At the center of it is Mercy Lynch herself, who is currently my favorite Steampunk heroine (Alexia Tarabotti, from Soulless, is a close second, but I digress). She’s a good Southern girl, equal parts charm and irreverence, with a matter-of-fact approach to the variety of odd situations she encounters. And though the book occasionally feels slow (for example, during days of empty train travel across the Plains), Mercy sustains the story with her sharp observations and interesting conversations, all easily imagined in an adorable Southern accent. Priest’s alternate United States is hardly a land of gender equality (unlike some steampunk worlds, which toss Victorian gender roles out the window and just keep the corsets) – but her characters deal with it in interesting ways.

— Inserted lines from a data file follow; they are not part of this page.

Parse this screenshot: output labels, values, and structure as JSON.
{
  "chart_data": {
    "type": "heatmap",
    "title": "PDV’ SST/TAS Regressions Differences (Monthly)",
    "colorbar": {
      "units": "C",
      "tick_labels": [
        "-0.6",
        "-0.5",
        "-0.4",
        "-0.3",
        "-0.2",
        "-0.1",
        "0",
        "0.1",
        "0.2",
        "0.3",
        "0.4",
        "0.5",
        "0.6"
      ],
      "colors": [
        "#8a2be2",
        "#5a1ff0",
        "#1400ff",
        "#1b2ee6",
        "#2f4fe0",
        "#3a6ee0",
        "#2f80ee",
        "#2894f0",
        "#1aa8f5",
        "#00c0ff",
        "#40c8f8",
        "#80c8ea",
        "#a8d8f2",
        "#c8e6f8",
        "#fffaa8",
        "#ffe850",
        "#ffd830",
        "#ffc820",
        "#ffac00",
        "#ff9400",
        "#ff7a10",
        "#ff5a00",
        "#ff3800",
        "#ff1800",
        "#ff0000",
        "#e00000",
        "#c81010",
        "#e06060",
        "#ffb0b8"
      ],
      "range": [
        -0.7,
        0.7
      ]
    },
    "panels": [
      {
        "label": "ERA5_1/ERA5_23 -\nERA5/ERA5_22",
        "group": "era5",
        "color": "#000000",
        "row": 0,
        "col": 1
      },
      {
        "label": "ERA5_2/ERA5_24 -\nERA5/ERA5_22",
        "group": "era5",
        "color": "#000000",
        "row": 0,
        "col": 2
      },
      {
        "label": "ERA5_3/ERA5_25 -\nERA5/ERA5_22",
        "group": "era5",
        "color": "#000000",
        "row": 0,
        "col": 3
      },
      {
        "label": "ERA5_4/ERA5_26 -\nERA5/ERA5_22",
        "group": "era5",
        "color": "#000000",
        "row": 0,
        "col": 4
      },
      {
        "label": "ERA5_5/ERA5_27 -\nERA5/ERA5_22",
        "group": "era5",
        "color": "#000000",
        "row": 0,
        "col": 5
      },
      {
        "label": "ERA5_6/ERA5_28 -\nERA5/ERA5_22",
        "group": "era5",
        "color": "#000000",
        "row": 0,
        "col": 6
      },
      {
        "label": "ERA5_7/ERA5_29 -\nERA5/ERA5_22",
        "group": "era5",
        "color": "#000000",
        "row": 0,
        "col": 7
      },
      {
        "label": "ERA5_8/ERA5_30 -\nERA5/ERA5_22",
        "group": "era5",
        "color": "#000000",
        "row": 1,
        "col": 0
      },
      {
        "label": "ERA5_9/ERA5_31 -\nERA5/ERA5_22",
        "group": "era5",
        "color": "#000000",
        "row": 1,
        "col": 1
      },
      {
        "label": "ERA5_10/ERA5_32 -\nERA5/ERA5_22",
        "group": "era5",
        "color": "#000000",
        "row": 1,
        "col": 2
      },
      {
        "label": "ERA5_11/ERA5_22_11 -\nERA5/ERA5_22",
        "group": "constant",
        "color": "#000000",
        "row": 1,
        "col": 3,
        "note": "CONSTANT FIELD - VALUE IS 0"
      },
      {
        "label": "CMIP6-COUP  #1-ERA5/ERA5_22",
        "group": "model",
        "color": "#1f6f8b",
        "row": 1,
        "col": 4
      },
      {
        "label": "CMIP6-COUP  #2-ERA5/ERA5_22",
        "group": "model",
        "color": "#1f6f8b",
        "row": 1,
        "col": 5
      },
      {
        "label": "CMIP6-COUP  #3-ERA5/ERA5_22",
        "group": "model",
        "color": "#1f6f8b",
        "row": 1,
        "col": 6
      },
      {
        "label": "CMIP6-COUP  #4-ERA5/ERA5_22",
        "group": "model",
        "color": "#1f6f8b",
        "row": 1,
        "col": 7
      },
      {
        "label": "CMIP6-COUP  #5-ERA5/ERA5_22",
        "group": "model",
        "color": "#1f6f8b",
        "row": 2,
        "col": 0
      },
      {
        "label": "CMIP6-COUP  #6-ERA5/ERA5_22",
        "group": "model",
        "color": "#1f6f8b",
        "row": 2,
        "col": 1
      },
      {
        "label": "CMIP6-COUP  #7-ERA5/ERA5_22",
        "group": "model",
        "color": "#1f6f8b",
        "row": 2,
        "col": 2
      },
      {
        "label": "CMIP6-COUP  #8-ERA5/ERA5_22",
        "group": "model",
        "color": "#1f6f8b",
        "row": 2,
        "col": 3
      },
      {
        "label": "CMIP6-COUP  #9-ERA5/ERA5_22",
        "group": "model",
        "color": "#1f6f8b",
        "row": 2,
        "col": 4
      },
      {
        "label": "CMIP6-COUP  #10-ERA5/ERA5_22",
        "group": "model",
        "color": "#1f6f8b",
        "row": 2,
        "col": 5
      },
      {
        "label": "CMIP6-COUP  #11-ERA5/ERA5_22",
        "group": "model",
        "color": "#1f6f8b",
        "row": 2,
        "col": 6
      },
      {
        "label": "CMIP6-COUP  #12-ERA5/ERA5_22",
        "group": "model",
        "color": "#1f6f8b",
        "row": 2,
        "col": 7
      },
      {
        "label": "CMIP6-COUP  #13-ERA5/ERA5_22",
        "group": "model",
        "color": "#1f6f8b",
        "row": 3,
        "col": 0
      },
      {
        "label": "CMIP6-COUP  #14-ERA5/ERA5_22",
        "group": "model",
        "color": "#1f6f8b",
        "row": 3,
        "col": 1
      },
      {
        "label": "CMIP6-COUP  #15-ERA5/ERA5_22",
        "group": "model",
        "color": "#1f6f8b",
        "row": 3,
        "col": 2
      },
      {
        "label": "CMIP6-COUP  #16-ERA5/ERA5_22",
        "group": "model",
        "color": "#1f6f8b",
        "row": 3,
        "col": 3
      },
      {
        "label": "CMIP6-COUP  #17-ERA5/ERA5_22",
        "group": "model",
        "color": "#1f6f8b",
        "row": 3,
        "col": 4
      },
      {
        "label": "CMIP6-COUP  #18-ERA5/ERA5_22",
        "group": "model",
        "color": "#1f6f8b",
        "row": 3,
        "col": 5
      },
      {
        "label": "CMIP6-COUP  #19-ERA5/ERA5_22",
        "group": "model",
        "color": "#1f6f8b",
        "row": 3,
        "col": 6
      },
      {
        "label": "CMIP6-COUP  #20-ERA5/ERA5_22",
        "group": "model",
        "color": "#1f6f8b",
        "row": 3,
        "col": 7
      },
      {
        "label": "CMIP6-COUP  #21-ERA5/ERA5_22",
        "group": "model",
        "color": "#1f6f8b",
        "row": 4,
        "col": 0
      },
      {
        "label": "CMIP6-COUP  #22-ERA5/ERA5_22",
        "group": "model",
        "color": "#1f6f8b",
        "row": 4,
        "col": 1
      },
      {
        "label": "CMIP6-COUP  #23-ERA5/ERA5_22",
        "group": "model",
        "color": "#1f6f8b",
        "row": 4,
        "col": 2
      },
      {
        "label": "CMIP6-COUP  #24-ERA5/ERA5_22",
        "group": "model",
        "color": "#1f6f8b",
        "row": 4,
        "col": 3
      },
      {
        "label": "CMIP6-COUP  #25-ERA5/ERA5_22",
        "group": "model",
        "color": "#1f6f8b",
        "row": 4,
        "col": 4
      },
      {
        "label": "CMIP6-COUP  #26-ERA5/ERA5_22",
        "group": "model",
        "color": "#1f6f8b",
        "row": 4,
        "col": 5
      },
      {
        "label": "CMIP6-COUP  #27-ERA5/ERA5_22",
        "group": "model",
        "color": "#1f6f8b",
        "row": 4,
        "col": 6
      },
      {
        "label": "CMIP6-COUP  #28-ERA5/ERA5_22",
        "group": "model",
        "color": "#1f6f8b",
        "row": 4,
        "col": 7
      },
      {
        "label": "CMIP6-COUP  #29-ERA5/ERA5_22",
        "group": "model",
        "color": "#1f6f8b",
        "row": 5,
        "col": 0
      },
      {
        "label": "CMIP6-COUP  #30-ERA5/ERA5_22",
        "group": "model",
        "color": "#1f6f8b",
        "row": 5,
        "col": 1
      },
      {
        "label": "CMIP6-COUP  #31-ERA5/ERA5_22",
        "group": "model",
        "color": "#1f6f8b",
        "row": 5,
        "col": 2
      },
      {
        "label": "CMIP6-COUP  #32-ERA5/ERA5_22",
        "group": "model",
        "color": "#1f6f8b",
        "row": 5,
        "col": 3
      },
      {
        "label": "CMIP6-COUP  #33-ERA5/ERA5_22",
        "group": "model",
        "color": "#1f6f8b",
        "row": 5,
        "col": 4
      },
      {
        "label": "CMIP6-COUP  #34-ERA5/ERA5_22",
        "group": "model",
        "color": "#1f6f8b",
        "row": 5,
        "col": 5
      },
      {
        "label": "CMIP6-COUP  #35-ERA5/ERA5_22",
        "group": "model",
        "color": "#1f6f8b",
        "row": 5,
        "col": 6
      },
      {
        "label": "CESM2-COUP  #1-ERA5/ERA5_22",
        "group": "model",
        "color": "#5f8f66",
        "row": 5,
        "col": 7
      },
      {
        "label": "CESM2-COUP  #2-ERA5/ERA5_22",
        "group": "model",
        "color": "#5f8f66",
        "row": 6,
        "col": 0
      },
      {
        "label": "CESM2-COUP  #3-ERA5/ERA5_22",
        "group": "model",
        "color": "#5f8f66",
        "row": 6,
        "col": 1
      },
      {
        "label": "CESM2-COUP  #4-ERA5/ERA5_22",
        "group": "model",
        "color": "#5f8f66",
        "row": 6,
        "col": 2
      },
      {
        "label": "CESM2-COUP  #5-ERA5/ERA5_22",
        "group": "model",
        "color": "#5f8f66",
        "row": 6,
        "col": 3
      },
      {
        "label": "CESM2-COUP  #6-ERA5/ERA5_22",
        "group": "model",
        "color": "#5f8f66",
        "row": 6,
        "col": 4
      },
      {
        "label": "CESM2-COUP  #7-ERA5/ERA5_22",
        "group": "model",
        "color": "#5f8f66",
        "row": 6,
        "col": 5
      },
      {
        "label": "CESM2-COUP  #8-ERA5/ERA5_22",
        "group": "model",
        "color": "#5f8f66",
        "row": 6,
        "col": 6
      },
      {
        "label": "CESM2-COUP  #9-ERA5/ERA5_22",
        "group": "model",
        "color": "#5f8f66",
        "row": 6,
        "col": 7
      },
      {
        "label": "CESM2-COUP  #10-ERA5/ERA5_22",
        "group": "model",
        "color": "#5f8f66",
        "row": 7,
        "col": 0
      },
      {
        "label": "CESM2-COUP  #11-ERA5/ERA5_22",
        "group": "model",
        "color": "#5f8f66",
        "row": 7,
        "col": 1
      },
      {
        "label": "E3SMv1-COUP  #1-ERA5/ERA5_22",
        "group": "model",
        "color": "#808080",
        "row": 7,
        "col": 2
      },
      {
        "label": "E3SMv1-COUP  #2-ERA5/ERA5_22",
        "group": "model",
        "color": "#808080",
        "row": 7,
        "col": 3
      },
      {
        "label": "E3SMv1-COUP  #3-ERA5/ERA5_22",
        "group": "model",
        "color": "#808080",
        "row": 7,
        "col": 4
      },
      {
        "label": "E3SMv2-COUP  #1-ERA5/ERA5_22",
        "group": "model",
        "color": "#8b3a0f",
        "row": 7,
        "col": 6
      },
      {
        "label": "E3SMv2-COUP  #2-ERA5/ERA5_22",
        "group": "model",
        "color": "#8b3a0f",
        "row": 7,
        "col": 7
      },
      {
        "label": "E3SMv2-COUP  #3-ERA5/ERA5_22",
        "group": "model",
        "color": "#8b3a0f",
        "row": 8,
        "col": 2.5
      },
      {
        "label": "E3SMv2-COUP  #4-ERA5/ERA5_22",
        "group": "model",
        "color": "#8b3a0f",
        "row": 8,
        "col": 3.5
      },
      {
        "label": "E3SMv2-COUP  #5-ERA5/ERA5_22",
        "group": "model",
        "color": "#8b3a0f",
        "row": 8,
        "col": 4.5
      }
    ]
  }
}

My complaint with Whitechapel Gods and books like it was that, when the ordinary citizens of a steampunk world were faced with adventure, the ladies were told to go hide somewhere. In Dreadnought, the ladies wield pistols, climb on top of trains, and tend injuries, all in long skirts and petticoats, before settling in for tea and a game of cards. And really, the men are pretty cool, too. The characters are awesome characters regardless of gender without ignoring it, and the result is a lot of adorable steampunky fun.